Синкретизм Филона, который жил предположительно в период между 30 г. до P. X. и 45 г. по P. X., усилил эту тенденцию. Мы практически ничего не знаем о жизни этого значительного автора, помимо того что он возглавил делегацию александрийских иудеев. Члены посольства, о котором он рассказывает в своем Legatio ad Gaium, прибыли в Рим в 39-40 г. по P. X., чтобы испросить у императора Калигулы освобождения иудеев от воздаяния культовых почестей императору. В своем весьма значимом творчестве Филон стремится показать сходство между иудаизмом и греческой философией. Основными источниками для Филона были Платон, Аристотель и стоицизм, известный ему, быть может, через Посидония. Трудно оценить степень его зависимости от неопифагореизма, которая вместе с тем представляется значительной. Филон сыграл особо важную роль как посредник между иудейской мыслью и греческой философией; это его начинание во многом определило последующее сближение между христианством и неоплатонизмом. Судя по всему, и Плотин, и св. Августин подверглись его влиянию.
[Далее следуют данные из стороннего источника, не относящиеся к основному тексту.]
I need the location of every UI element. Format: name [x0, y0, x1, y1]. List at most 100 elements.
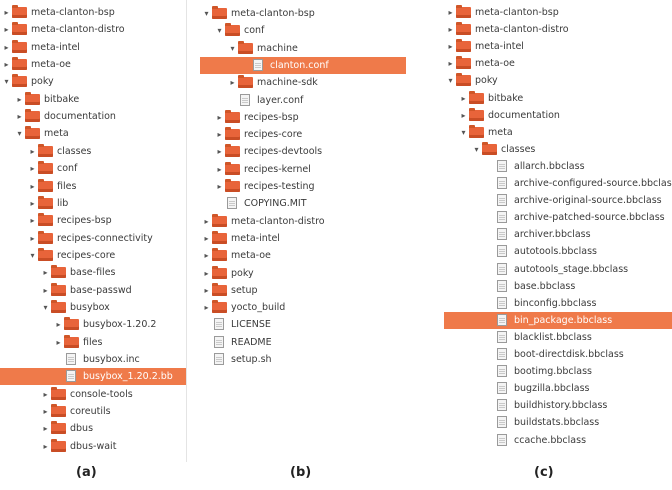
tree-row-dbus-wait[interactable]: ▸ dbus-wait	[0, 438, 186, 455]
tree-row-machine[interactable]: ▾ machine	[200, 40, 406, 57]
tree-row-readme[interactable]: README	[200, 334, 406, 351]
expand-arrow-icon[interactable]: ▾	[459, 124, 468, 141]
collapse-arrow-icon[interactable]: ▸	[2, 39, 11, 56]
tree-row-meta-clanton-distro[interactable]: ▸ meta-clanton-distro	[444, 21, 672, 38]
tree-row-archive-original-source-bbclass[interactable]: archive-original-source.bbclass	[444, 192, 672, 209]
expand-arrow-icon[interactable]: ▾	[2, 73, 11, 90]
tree-row-buildstats-bbclass[interactable]: buildstats.bbclass	[444, 414, 672, 431]
tree-row-bugzilla-bbclass[interactable]: bugzilla.bbclass	[444, 380, 672, 397]
tree-row-meta-oe[interactable]: ▸ meta-oe	[444, 55, 672, 72]
tree-row-coreutils[interactable]: ▸ coreutils	[0, 403, 186, 420]
tree-row-recipes-bsp[interactable]: ▸ recipes-bsp	[0, 212, 186, 229]
tree-row-busybox-1-20-2-bb[interactable]: busybox_1.20.2.bb	[0, 368, 186, 386]
tree-row-recipes-core[interactable]: ▾ recipes-core	[0, 247, 186, 264]
tree-row-binconfig-bbclass[interactable]: binconfig.bbclass	[444, 295, 672, 312]
tree-row-dbus[interactable]: ▸ dbus	[0, 420, 186, 437]
tree-row-files[interactable]: ▸ files	[0, 334, 186, 351]
collapse-arrow-icon[interactable]: ▸	[446, 21, 455, 38]
tree-row-poky[interactable]: ▾ poky	[444, 72, 672, 89]
collapse-arrow-icon[interactable]: ▸	[2, 4, 11, 21]
tree-row-archive-configured-source-bbclass[interactable]: archive-configured-source.bbclass	[444, 175, 672, 192]
collapse-arrow-icon[interactable]: ▸	[28, 212, 37, 229]
expand-arrow-icon[interactable]: ▾	[202, 5, 211, 22]
collapse-arrow-icon[interactable]: ▸	[15, 91, 24, 108]
tree-row-meta-intel[interactable]: ▸ meta-intel	[200, 230, 406, 247]
expand-arrow-icon[interactable]: ▾	[228, 40, 237, 57]
tree-row-copying-mit[interactable]: COPYING.MIT	[200, 195, 406, 212]
collapse-arrow-icon[interactable]: ▸	[202, 282, 211, 299]
tree-row-meta-oe[interactable]: ▸ meta-oe	[200, 247, 406, 264]
tree-row-recipes-devtools[interactable]: ▸ recipes-devtools	[200, 143, 406, 160]
expand-arrow-icon[interactable]: ▾	[28, 247, 37, 264]
tree-row-machine-sdk[interactable]: ▸ machine-sdk	[200, 74, 406, 91]
tree-row-meta-clanton-distro[interactable]: ▸ meta-clanton-distro	[0, 21, 186, 38]
tree-row-busybox[interactable]: ▾ busybox	[0, 299, 186, 316]
tree-row-poky[interactable]: ▸ poky	[200, 265, 406, 282]
expand-arrow-icon[interactable]: ▾	[472, 141, 481, 158]
collapse-arrow-icon[interactable]: ▸	[28, 230, 37, 247]
tree-row-autotools-bbclass[interactable]: autotools.bbclass	[444, 243, 672, 260]
tree-row-console-tools[interactable]: ▸ console-tools	[0, 386, 186, 403]
collapse-arrow-icon[interactable]: ▸	[459, 107, 468, 124]
collapse-arrow-icon[interactable]: ▸	[28, 178, 37, 195]
tree-row-boot-directdisk-bbclass[interactable]: boot-directdisk.bbclass	[444, 346, 672, 363]
collapse-arrow-icon[interactable]: ▸	[202, 299, 211, 316]
tree-row-setup[interactable]: ▸ setup	[200, 282, 406, 299]
tree-row-recipes-connectivity[interactable]: ▸ recipes-connectivity	[0, 230, 186, 247]
collapse-arrow-icon[interactable]: ▸	[54, 334, 63, 351]
tree-row-recipes-testing[interactable]: ▸ recipes-testing	[200, 178, 406, 195]
expand-arrow-icon[interactable]: ▾	[446, 72, 455, 89]
tree-row-documentation[interactable]: ▸ documentation	[0, 108, 186, 125]
tree-row-setup-sh[interactable]: setup.sh	[200, 351, 406, 368]
collapse-arrow-icon[interactable]: ▸	[446, 38, 455, 55]
tree-row-base-files[interactable]: ▸ base-files	[0, 264, 186, 281]
collapse-arrow-icon[interactable]: ▸	[215, 178, 224, 195]
tree-row-conf[interactable]: ▸ conf	[0, 160, 186, 177]
tree-row-clanton-conf[interactable]: clanton.conf	[200, 56, 406, 74]
tree-row-meta-clanton-distro[interactable]: ▸ meta-clanton-distro	[200, 213, 406, 230]
tree-row-classes[interactable]: ▸ classes	[0, 143, 186, 160]
tree-row-archive-patched-source-bbclass[interactable]: archive-patched-source.bbclass	[444, 209, 672, 226]
collapse-arrow-icon[interactable]: ▸	[41, 420, 50, 437]
tree-row-files[interactable]: ▸ files	[0, 178, 186, 195]
collapse-arrow-icon[interactable]: ▸	[446, 55, 455, 72]
tree-row-lib[interactable]: ▸ lib	[0, 195, 186, 212]
tree-row-ccache-bbclass[interactable]: ccache.bbclass	[444, 432, 672, 449]
tree-row-buildhistory-bbclass[interactable]: buildhistory.bbclass	[444, 397, 672, 414]
tree-row-base-passwd[interactable]: ▸ base-passwd	[0, 282, 186, 299]
expand-arrow-icon[interactable]: ▾	[15, 125, 24, 142]
expand-arrow-icon[interactable]: ▾	[41, 299, 50, 316]
collapse-arrow-icon[interactable]: ▸	[41, 282, 50, 299]
collapse-arrow-icon[interactable]: ▸	[28, 143, 37, 160]
collapse-arrow-icon[interactable]: ▸	[28, 195, 37, 212]
tree-row-meta-intel[interactable]: ▸ meta-intel	[0, 39, 186, 56]
tree-row-classes[interactable]: ▾ classes	[444, 141, 672, 158]
collapse-arrow-icon[interactable]: ▸	[41, 386, 50, 403]
tree-row-documentation[interactable]: ▸ documentation	[444, 107, 672, 124]
collapse-arrow-icon[interactable]: ▸	[215, 109, 224, 126]
tree-row-recipes-bsp[interactable]: ▸ recipes-bsp	[200, 109, 406, 126]
tree-row-meta-oe[interactable]: ▸ meta-oe	[0, 56, 186, 73]
tree-row-bootimg-bbclass[interactable]: bootimg.bbclass	[444, 363, 672, 380]
tree-row-bitbake[interactable]: ▸ bitbake	[444, 90, 672, 107]
collapse-arrow-icon[interactable]: ▸	[215, 143, 224, 160]
tree-row-autotools-stage-bbclass[interactable]: autotools_stage.bbclass	[444, 261, 672, 278]
collapse-arrow-icon[interactable]: ▸	[202, 265, 211, 282]
tree-row-meta-clanton-bsp[interactable]: ▸ meta-clanton-bsp	[444, 4, 672, 21]
tree-row-base-bbclass[interactable]: base.bbclass	[444, 278, 672, 295]
collapse-arrow-icon[interactable]: ▸	[2, 21, 11, 38]
tree-row-yocto-build[interactable]: ▸ yocto_build	[200, 299, 406, 316]
collapse-arrow-icon[interactable]: ▸	[446, 4, 455, 21]
expand-arrow-icon[interactable]: ▾	[215, 22, 224, 39]
collapse-arrow-icon[interactable]: ▸	[202, 230, 211, 247]
collapse-arrow-icon[interactable]: ▸	[15, 108, 24, 125]
tree-row-meta-intel[interactable]: ▸ meta-intel	[444, 38, 672, 55]
tree-row-busybox-inc[interactable]: busybox.inc	[0, 351, 186, 368]
tree-row-meta-clanton-bsp[interactable]: ▾ meta-clanton-bsp	[200, 5, 406, 22]
collapse-arrow-icon[interactable]: ▸	[228, 74, 237, 91]
tree-row-allarch-bbclass[interactable]: allarch.bbclass	[444, 158, 672, 175]
tree-row-license[interactable]: LICENSE	[200, 316, 406, 333]
collapse-arrow-icon[interactable]: ▸	[215, 161, 224, 178]
tree-row-meta[interactable]: ▾ meta	[444, 124, 672, 141]
tree-row-recipes-core[interactable]: ▸ recipes-core	[200, 126, 406, 143]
Филон пытается установить отношение между Богом и чувственным миром; при этом он сталкивается со следующей трудностью: если материя была создана Богом, то как объяснить зло? Чтобы установить отношение, существующее между Богом и чувственным миром, Филон вводит ряд посредствующих реальностей, отражающих различные аспекты божественной природы и божественной мысли. Благодаря этим реальностям Бог оказывается открытым для общения, но только при посредничестве Логоса, отличного от самого Бога. Слово "Логос" связано с восприятием существования Бога как чистого мышления, тогда как слово "Бог" обозначает его сущность как чистое бытие. Цель человека - в том, чтобы сообразоваться с волей Божией, не только повинуясь Закону, но и созерцая самого Бога, что достигается лишь в состоянии экстаза. Посредством культа и при условии своей чистоты человек все же может стать сопричастным Богу.
Столетием позже греческий философ Нумений, предложивший оригинальный синтез платонизма и пифагореизма, которым вдохновлялись Плотин и в особенности его ученик Амелий, предпринял попытку привести к согласию греческую и еврейскую мысль, сделав из Платона "говорящего на аттическом наречии Моисея" (цитация у Климента, Строматы I, 22, 150.4).
В христианской мысли воля к синкретизму наталкивалась на две основные трудности, одна из которых была сопряжена с сотворением мира, а другая - со спасением человека. Христианство, будь то в его ортодоксальной или неортодоксальной форме, учит, что сотворение мира есть акт божественной воли, осуществленный во времени, тогда как греческие мыслители говорят не о сотворении мира, но о некоем его "произведении", что выражает скорее причинную связь, описанную в категориях эманации, нежели акт, мыслимый во времени. С другой стороны, если для язычника спасение, обретенное через посвящение - будь то в сфере философии в собственном смысле слова или же в мистериях, - является чем-то внешним, автоматическим и не может быть утрачено, каково бы ни было последующее поведение получившего обетование о спасении, то для христианина спасение есть внутренний дар, ниспосылаемый не навсегда и могущий быть отъятым, что требует от человека неукоснительного соблюдения заповедей и неколебимой веры.